Two wires \(A\) and \(B\) are of the same materials. Their lengths are in the ratio \(1: 2\) and diameters are in the ratio \(2: 1 .\) When stretched by force \(F_{A}\) and \(F_{R}\) respectively they get equal increase in their lengths. Then the ratio \(F_{A} / F_{B}\) should be

Force \(F=\frac{Y A \Delta l}{l}\)
Substituting area \(A=\pi\left(\frac{d}{2}\right)^{2}=\frac{\pi d^{2}}{4}\)
So, we have \(\quad F=\frac{Y \pi d^{2} \Delta l}{4 l}\)
\(F \propto \frac{d^{2} \Delta l}{l}\left[\because \frac{Y \pi}{4}=\text { constant }\right]\)
Hence, using Eq. (i), we have
\(\begin{array}{l}F_{A} \propto \frac{d_{A}^{2} \Delta l_{A}}{l_{A}} \\F_{B} \propto \frac{d_{B}^{2} \Delta l_{B}}{l_{B}}\end{array}\)

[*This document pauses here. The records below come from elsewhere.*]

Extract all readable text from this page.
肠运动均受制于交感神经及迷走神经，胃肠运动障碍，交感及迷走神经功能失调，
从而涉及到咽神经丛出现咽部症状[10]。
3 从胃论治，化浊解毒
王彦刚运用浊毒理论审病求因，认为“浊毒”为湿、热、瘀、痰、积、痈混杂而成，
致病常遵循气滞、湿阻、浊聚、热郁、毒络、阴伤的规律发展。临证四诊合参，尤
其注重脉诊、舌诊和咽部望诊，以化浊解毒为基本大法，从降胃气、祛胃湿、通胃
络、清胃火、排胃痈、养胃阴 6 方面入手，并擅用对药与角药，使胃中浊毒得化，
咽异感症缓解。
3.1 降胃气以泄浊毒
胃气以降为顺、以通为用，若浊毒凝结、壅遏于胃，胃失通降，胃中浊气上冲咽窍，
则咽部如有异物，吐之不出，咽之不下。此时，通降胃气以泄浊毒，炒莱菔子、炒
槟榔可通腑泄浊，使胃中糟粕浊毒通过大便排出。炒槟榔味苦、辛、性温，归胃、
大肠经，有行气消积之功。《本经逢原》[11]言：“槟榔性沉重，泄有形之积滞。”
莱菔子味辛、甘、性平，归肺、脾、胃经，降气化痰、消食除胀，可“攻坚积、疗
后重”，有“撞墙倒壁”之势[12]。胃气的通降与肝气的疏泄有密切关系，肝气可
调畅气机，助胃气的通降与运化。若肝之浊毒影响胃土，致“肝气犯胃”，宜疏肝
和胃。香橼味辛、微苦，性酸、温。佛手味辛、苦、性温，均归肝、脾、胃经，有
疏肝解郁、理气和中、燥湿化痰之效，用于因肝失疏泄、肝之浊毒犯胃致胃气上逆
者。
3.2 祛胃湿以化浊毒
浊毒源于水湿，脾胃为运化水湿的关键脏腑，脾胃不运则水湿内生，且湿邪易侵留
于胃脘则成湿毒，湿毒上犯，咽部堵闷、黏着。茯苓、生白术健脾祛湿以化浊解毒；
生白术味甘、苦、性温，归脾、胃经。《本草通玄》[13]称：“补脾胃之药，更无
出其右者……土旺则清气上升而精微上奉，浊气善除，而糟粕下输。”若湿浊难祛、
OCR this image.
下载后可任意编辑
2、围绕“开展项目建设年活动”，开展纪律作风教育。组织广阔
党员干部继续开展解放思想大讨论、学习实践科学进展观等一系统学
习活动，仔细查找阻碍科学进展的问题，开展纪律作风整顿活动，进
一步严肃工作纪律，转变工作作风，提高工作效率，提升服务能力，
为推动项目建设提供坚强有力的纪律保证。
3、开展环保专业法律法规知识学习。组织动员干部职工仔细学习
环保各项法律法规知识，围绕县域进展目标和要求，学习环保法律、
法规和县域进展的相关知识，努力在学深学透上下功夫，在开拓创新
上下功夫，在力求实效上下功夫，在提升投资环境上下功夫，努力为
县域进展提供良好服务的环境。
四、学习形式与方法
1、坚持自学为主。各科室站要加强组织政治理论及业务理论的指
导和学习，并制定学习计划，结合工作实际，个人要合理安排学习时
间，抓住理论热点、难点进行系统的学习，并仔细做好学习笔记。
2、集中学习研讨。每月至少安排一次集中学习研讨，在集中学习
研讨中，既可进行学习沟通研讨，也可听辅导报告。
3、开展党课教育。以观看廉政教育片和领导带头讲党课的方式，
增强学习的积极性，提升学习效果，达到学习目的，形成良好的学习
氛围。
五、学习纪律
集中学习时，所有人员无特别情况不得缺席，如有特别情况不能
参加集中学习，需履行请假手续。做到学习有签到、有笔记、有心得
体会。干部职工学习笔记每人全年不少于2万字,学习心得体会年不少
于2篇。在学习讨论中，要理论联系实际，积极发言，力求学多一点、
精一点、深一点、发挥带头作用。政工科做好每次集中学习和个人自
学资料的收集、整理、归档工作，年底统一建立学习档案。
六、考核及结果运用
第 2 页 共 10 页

From Eqs. (i) and (ii), we get
\(\frac{F_{A}}{F_{B}}=\frac{d_{A}^{2} \Delta l_{A}}{l_{A}} \times \frac{l_{B}}{d_{B}^{2} \Delta l_{B}}\)
as
\(\Delta l_{A}=\Delta l_{B}=\Delta l\)
Therefore
\(\frac{F_{A}}{F_{B}}=\frac{d_{A}^{2}}{d_{B}^{2}} \times \frac{l_{B}}{l_{A}}\)
Putting
\(\frac{d_{A}}{d_{B}}=\frac{2}{1}\)
and
\(\frac{l_{B}}{l_{A}}=\frac{2}{1}\)
we get \(\quad F_{A}: F_{B}=8: 1\)